Copy number of control plasmids and pSC101 RepA mutants as determined by qPCR. Error bars represent 95% CI (n = 3).

We observed, as have other groups10, that the nature of the substitution within RepA can dramatically affect the resulting copy number. Two mutations at N99, N99D and N99K, resulted in markedly different copy numbers (~35 and ~69 copies/cell). Similarly, previous work has shown that mutations E93K and E93R raise the copy number to ~30 and ~240 copies/cell, respectively, while a E93G mutation resulted in a copy number of ~84 copies/cell10. However, in some cases multiple mutations at the same residue yielded similar copy numbers, such as mutations R46Q and R46W, which both resulted in pSC101 variants with ~45 copies/cell. From these results, it appears that a wide range of copy numbers can be obtained from a variety of repA mutations. However, whether or not these origin variants result in useful protein expression remained to be determined.

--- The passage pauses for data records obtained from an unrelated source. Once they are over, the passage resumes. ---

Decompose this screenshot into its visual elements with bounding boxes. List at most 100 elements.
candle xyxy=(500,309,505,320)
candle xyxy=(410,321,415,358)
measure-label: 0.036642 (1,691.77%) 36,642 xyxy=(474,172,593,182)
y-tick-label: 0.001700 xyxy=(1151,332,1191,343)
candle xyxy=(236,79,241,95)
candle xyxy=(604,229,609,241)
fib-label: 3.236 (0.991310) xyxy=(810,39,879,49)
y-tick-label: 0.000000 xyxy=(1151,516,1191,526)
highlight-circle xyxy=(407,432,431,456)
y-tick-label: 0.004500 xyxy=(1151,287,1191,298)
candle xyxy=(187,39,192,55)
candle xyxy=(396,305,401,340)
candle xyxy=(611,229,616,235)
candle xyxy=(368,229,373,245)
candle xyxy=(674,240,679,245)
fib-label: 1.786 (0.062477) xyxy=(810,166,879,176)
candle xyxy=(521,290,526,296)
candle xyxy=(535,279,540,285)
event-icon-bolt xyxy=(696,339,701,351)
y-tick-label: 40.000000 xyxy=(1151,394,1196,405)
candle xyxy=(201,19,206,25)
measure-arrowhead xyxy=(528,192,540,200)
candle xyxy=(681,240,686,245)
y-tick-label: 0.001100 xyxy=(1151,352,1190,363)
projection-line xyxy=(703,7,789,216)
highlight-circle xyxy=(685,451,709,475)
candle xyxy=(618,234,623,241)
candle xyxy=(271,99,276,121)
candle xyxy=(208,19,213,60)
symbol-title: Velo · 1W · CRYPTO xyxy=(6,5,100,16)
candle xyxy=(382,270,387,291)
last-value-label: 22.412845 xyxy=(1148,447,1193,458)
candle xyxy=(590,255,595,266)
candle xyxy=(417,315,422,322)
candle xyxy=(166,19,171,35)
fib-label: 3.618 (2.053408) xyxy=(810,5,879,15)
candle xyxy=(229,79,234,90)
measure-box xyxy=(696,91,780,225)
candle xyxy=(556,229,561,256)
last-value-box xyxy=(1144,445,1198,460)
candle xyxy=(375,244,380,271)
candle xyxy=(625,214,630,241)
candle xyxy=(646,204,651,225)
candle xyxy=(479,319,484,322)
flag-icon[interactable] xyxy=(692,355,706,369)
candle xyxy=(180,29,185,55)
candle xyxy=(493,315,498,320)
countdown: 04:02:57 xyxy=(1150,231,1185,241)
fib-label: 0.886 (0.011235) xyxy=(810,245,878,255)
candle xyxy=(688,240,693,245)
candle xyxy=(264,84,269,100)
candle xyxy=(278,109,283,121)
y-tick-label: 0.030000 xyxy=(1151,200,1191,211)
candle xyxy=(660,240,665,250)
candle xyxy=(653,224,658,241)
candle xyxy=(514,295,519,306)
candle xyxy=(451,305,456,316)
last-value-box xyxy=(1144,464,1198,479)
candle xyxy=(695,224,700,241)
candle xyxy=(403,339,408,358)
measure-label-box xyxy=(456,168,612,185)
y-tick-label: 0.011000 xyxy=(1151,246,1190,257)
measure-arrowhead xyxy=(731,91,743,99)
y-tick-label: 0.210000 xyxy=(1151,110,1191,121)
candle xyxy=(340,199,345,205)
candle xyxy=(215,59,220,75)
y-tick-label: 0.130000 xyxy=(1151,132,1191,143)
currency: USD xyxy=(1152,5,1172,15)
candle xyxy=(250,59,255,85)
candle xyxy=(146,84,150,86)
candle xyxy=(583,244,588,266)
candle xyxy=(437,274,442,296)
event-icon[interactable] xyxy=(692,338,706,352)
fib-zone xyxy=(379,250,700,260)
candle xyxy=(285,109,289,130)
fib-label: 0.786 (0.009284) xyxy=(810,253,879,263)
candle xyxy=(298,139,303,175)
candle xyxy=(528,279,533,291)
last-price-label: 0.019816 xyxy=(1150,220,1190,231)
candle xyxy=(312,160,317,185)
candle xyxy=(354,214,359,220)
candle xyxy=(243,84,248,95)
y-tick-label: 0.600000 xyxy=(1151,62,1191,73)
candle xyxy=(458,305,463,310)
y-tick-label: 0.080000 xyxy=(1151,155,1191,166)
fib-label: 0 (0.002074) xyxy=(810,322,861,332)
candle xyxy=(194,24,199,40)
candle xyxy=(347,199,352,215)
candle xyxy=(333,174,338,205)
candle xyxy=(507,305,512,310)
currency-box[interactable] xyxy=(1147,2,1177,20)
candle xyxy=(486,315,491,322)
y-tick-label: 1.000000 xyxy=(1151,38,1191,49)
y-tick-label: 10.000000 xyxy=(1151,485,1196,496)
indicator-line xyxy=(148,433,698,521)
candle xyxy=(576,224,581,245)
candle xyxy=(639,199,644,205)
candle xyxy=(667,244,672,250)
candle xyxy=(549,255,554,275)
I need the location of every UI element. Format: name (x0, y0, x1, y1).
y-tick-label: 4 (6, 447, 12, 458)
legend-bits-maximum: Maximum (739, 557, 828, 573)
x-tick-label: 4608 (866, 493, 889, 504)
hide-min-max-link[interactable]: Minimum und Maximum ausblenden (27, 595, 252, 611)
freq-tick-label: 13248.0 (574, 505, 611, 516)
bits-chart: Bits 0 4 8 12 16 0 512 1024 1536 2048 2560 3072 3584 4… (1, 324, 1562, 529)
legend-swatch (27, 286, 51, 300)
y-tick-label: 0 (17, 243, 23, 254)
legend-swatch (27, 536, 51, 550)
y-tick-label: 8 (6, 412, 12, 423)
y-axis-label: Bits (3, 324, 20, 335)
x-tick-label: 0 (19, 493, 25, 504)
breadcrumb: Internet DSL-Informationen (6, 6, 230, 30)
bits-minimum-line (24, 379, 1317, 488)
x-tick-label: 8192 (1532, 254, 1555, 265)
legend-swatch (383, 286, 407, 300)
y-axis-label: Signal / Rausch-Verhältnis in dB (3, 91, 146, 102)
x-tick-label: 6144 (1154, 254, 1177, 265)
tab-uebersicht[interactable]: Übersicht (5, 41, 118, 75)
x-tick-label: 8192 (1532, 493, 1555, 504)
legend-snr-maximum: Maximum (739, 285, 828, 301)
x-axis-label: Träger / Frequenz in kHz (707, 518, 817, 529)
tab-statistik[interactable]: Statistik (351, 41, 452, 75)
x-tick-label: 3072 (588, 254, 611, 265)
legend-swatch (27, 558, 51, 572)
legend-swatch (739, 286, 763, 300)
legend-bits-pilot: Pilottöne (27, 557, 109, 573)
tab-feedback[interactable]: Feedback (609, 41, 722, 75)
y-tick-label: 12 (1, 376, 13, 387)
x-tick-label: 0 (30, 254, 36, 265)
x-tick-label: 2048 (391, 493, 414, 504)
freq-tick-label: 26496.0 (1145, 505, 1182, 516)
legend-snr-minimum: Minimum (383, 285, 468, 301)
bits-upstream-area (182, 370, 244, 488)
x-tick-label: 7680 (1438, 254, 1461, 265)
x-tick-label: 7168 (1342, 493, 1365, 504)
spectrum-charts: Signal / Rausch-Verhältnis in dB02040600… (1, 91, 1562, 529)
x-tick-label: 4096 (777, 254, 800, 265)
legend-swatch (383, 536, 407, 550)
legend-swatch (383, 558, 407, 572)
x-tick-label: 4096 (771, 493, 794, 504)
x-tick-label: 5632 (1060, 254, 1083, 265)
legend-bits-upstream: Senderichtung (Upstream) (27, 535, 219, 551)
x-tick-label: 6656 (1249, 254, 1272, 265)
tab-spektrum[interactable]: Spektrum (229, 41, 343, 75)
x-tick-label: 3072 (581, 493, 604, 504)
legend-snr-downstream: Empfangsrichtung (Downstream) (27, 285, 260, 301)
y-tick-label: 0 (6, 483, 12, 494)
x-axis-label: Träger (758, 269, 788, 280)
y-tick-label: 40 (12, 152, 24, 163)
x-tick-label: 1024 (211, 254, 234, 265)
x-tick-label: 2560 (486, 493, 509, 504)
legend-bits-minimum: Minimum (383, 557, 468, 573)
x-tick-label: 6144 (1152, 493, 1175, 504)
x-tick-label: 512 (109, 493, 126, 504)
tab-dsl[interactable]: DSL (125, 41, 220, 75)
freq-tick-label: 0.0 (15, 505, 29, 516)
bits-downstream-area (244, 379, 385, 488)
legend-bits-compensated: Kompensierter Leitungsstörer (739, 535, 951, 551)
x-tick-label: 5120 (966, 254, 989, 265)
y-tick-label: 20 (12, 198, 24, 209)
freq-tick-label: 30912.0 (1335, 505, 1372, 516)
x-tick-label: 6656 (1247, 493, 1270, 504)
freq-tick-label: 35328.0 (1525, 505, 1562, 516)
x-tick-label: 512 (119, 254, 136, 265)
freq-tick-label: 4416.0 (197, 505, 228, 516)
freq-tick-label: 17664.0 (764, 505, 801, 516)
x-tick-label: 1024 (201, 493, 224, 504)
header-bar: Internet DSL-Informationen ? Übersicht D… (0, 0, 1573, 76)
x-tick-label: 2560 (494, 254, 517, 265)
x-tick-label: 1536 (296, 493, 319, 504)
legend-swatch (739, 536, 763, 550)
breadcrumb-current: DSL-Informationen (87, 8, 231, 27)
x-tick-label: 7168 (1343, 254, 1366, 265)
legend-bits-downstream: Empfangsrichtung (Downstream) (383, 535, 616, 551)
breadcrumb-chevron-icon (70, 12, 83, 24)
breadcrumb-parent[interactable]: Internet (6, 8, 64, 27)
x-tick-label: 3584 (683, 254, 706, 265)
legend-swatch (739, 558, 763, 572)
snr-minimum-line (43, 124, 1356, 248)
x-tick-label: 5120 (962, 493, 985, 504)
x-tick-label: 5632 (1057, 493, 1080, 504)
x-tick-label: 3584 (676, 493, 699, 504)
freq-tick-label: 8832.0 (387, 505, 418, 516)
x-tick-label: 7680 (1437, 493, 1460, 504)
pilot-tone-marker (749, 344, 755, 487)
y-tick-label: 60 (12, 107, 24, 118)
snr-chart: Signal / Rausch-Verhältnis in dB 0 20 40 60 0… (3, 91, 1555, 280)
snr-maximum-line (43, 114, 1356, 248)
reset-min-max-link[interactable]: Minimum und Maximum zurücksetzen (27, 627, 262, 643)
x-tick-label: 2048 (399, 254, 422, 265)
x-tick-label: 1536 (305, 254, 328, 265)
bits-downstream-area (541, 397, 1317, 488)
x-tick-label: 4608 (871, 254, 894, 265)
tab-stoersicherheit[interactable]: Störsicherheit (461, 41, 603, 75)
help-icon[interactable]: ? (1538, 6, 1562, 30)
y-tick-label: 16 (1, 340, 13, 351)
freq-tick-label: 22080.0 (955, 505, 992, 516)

Copy number in pSC101 repA mutants does not correlate with expression of RFP

Though previous work has characterized the copy number of pSC101-derived mutants, the effect these mutations have on heterologous protein expression has not been similarly tested10. To better understand this connection, we performed a series of fluorescence protein expression assays to gauge whether copy number was correlated with increased RFP production from our vectors. To achieve this, we transformed our mutant and wild-type plasmids into E. coli DP10, which has the arabinose transporter, encoded by araFGH, under control of a constitutive promoter15 to allow for inducible expression from the araBAD promoter, and evaluated expression of RFP at increasing concentrations of arabinose (Fig. 5). As expected, all mutants had higher levels of RFP expression than wild-type pSC101 at all concentrations of arabinose tested. However, there was no overall correlation between copy number and RFP expression at any concentration of arabinose (Supplementary Figure 4). In fact, the highest expression of RFP achieved was from the N99D mutant, which has a copy number of ~35 copies/cell, similar to that of the ColE1 origin. Of the mutants with copy numbers below 35 copies/cell, mutant E83K (copy number of ~31 copies/cell) showed slightly higher expression than the wild-type p15a origin, which had a copy number of ~20 copies/cell. These two mutated origins, N99D and E83K, may prove useful in future metabolic engineering efforts.

Figure 5
figure 5

Production of RFP as a function of plasmid copy number and inducer concentration. Expression of RFP as measured by fluorescence normalized to OD600 following induction from the araBAD promoter with increasing concentrations of arabinose induction. Error bars represent 95% CI (n = 3). Plasmids are ordered by increasing copy number.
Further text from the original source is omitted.